Cohen for Nobel Laureate!
North of the border, CBC broadcaster Paul Kennedy is spearheading a campaign to promote Leonard Cohen for a Nobel Prize in Literature. It's not known how susceptible the Swedish Academy is to persuasion--only the Peace Prize takes outside nominations, and it's assumed that the committees for the other prizes routinely ignore any external influence. Still, an argument can be made for Cohen deserving of the honor.
In conjunction with the Blue Metropolis Montreal International Literary Festival, Kennedy organized a public forum to discuss the issue, which was later broadcast on his CBC radio show, Ideas. You can listen to the program here, and it's worth your time if you've got 55 minutes.
Unfortunately, Kennedy was not as well served in a segment on Public Radio International's The World. The introduction to Derek Stoffel's piece there set the tone that this was not an effort to be taken seriously:
Past winners include Kipling, Camus, Hemingway, Yeats, and Bellow. Only the world's greatest authors can lay claim to having won the Nobel Prize for Literature. But now, a campaign is underway in Canada to award the prize to someone who doesn't seem to belong in that company.Stoffel did nothing to offset that tone when he took over the microphone: "Listening to Leonard Cohen, it's hard not to agree that he's not a singer . . . he's a poet who allows his poems to come alive as songs. But is this Nobel Prize winning material?"
It's not that Leonard Cohen isn't a gifted writer. He certainly is. It's just that people think of him as a tunesmith as much as a wordsmith.
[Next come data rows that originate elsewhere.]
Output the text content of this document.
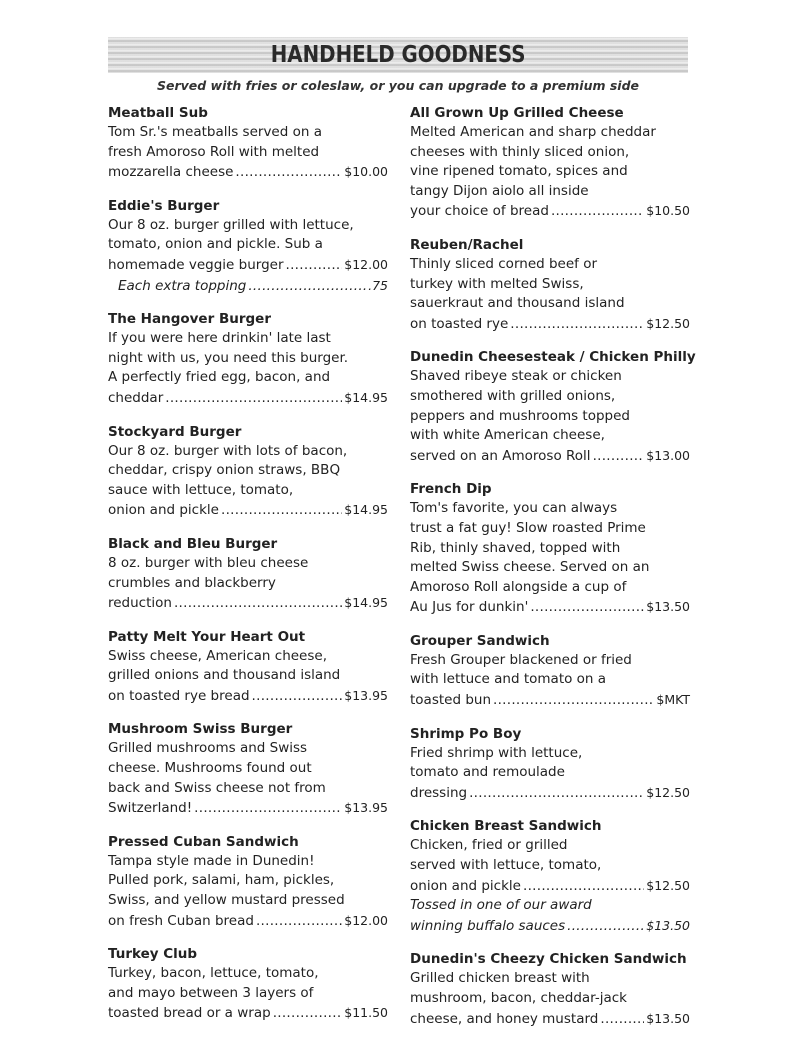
HANDHELD GOODNESS
Served with fries or coleslaw, or you can upgrade to a premium side
Meatball Sub
Tom Sr.'s meatballs served on a
fresh Amoroso Roll with melted
mozzarella cheese . . .	$10.00
Eddie's Burger
Our 8 oz. burger grilled with lettuce,
tomato, onion and pickle. Sub a
homemade veggie burger . . .	$12.00
Each extra topping . . .	.75
The Hangover Burger
If you were here drinkin' late last
night with us, you need this burger.
A perfectly fried egg, bacon, and
cheddar . . .	$14.95
Stockyard Burger
Our 8 oz. burger with lots of bacon,
cheddar, crispy onion straws, BBQ
sauce with lettuce, tomato,
onion and pickle . . .	$14.95
Black and Bleu Burger
8 oz. burger with bleu cheese
crumbles and blackberry
reduction . . .	$14.95
Patty Melt Your Heart Out
Swiss cheese, American cheese,
grilled onions and thousand island
on toasted rye bread . . .	$13.95
Mushroom Swiss Burger
Grilled mushrooms and Swiss
cheese. Mushrooms found out
back and Swiss cheese not from
Switzerland! . . .	$13.95
Pressed Cuban Sandwich
Tampa style made in Dunedin!
Pulled pork, salami, ham, pickles,
Swiss, and yellow mustard pressed
on fresh Cuban bread . . .	$12.00
Turkey Club
Turkey, bacon, lettuce, tomato,
and mayo between 3 layers of
toasted bread or a wrap . . .	$11.50
All Grown Up Grilled Cheese
Melted American and sharp cheddar
cheeses with thinly sliced onion,
vine ripened tomato, spices and
tangy Dijon aiolo all inside
your choice of bread . . .	$10.50
Reuben/Rachel
Thinly sliced corned beef or
turkey with melted Swiss,
sauerkraut and thousand island
on toasted rye . . .	$12.50
Dunedin Cheesesteak / Chicken Philly
Shaved ribeye steak or chicken
smothered with grilled onions,
peppers and mushrooms topped
with white American cheese,
served on an Amoroso Roll . . .	$13.00
French Dip
Tom's favorite, you can always
trust a fat guy! Slow roasted Prime
Rib, thinly shaved, topped with
melted Swiss cheese. Served on an
Amoroso Roll alongside a cup of
Au Jus for dunkin' . . .	$13.50
Grouper Sandwich
Fresh Grouper blackened or fried
with lettuce and tomato on a
toasted bun . . .	$MKT
Shrimp Po Boy
Fried shrimp with lettuce,
tomato and remoulade
dressing . . .	$12.50
Chicken Breast Sandwich
Chicken, fried or grilled
served with lettuce, tomato,
onion and pickle . . .	$12.50
Tossed in one of our award
winning buffalo sauces . . .	$13.50
Dunedin's Cheezy Chicken Sandwich
Grilled chicken breast with
mushroom, bacon, cheddar-jack
cheese, and honey mustard . . .	$13.50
The quotes they chose to use from Kennedy didn't do him any favors, either. Cohen's songs, the broadcaster said, "sort of provided punctuation to periods of my life--that make him a profound influence," coming across as though he believed the Nobel Prize was all about him. Kennedy has an ability to put words together, but you wouldn't know it from this: "There's something--if you could define that you can define what greatness is, what genius is, what poetry is. But he's managed somehow to make words fit together--very simple words--fit together in a way that is totally profound and affecting."
In closing his report, Stoffel found a forty-year-old Cohen quote suggesting that he wouldn't want a Nobel Prize, anyway:
Well, ah, I think that history and time pretty well builds obselecense [sic] into poetry, unless it's really, really the great stuff, and you don't know if you're hitting that. Sometimes you know about it. Sometimes it has a kind of ring. But I'm not interested in posterity. I like the stuff I do to have that kind of horizontal immediacy rather than something that is going to be around for a long time. I'm not interested in an insurance plan for my work.Does Cohen still feel that way? He'd have to tell us. But points of view shift over time. If my memory's correct, wasn't Pete Townshend hoping to die before he got old at about the same time? He seems to have changed his mind--maybe Cohen has, too.